Meriwether Lewis named the Gates of the Mountains on July 19, 1805, and today a two-hour jet boat tour on the Missouri River provides history on the Corps of Discovery, American Indian pictographs, the Mann Gulch Fire, and the collapse of Hauser Dam. A trail through Refrigerator Canyon is less than ten feet wide at its narrowest point, where towering 200-foot limestone cliffs keep it cool and breezy throughout the summer.
Great Falls
North of Helena on Interstate 15 is the Lewis and Clark Interpretive Center (fee), which is managed by the U.S. Forest Service on the banks of the Missouri River.
This 375,000-acre National Monument preserves a stretch of the Missouri River that still looks much the way it did when Lewis and Clark explored it. Start your journey by paying for permits at the Bureau of Land Management interpretive center in historic Fort Benton, where you can launch your canoe or kayak to access 149 miles of the river.
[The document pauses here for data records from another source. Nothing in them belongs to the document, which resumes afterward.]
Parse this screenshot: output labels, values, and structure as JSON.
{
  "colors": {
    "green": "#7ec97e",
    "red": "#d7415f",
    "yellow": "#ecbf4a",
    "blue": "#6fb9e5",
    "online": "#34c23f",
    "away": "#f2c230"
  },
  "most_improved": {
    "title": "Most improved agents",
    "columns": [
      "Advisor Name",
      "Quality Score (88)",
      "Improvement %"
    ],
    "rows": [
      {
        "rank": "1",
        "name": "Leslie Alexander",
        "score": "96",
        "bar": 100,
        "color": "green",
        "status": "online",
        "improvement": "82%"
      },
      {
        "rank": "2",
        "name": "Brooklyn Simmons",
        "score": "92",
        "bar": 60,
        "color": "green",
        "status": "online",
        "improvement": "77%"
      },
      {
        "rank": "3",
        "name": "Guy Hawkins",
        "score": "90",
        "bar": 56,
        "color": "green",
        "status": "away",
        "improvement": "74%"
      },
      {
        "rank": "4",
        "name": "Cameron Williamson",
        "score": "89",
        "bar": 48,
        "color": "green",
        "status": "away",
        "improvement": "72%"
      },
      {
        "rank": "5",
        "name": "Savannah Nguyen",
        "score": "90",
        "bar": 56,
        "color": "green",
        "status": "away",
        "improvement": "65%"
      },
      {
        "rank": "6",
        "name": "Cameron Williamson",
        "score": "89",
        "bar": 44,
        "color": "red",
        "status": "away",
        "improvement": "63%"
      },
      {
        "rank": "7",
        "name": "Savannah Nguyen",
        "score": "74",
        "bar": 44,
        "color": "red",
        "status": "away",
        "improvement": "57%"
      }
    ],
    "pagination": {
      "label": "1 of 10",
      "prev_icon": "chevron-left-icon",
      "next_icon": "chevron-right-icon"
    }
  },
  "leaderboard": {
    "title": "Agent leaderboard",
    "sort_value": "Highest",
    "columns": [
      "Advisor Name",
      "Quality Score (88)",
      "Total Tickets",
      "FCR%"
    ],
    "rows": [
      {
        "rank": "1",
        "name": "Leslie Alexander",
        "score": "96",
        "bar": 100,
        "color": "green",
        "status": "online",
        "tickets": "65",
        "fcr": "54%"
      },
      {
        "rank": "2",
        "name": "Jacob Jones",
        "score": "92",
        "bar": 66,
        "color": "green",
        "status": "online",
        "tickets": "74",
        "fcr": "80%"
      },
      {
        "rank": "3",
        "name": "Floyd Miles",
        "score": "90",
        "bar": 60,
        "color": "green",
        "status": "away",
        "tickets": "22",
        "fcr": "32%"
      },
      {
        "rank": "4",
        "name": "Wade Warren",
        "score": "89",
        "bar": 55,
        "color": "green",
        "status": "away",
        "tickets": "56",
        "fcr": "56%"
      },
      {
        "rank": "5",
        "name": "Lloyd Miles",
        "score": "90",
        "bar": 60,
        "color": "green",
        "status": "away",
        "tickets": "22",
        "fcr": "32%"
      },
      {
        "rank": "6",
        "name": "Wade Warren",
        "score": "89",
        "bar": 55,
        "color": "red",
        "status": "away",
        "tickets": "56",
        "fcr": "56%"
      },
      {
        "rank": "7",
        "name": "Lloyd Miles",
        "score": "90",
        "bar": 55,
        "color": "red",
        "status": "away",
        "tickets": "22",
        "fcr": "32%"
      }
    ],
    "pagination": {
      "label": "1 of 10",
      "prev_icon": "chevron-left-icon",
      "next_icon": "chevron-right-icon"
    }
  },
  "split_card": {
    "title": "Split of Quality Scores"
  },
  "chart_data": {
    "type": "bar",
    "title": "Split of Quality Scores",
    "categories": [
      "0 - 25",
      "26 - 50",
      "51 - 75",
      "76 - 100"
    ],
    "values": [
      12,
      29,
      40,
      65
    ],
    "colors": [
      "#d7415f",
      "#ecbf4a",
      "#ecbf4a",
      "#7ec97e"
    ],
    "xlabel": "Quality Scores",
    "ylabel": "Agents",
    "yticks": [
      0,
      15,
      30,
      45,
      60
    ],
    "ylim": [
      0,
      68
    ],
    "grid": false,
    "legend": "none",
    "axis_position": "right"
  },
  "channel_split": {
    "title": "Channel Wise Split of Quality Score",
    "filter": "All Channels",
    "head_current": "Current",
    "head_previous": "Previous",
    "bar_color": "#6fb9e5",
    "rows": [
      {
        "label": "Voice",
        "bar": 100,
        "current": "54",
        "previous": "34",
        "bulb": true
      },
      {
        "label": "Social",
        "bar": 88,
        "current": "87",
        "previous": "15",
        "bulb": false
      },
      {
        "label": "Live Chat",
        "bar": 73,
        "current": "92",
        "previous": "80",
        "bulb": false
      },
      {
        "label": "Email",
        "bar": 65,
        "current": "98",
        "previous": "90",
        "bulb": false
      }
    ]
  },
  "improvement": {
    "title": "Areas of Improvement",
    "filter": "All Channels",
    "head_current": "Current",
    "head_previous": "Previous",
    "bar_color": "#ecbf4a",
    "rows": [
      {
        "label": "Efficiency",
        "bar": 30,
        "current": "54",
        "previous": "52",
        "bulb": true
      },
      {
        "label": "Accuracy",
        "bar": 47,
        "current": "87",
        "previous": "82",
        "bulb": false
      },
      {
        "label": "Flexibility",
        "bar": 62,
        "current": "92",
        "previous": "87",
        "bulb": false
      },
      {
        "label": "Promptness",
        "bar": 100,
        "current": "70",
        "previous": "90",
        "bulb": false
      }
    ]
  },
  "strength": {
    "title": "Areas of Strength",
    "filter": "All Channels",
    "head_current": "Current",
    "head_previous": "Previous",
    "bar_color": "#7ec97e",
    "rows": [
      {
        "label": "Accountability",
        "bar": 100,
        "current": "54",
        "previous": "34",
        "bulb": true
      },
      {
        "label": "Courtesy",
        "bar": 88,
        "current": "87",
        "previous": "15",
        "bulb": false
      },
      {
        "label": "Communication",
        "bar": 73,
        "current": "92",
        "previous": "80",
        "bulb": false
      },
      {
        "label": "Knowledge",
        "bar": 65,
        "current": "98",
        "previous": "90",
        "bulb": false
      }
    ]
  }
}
There are developed boat camps with vault toilets along the route, or you can pick your own spot near one of the Corps of Discovery campsite markers.
It includes portions of the Boulder Mountains, Flint Creek Range, and Elkhorn Mountains, as well as part of the Anaconda-Pintler Wilderness. Our favorite hike is Haystack Mountain National Recreation Trail off Interstate 15, where a climb of 2,000 feet ends at a mountaintop boulder field with panoramic views and the remnants of a fire lookout tower.
Backpacking is a major draw with trails in the Snowy Mountain Range and parts of the Scapegoat and Bob Marshall Wilderness areas, which provide crucial habitat for grizzly bears. It encompasses one of the most famous formations along the Continental Divide National Scenic Trail, the 15-mile long Chinese Wall (a 1,000-foot-tall cliff composed of five-million-year-old limestone).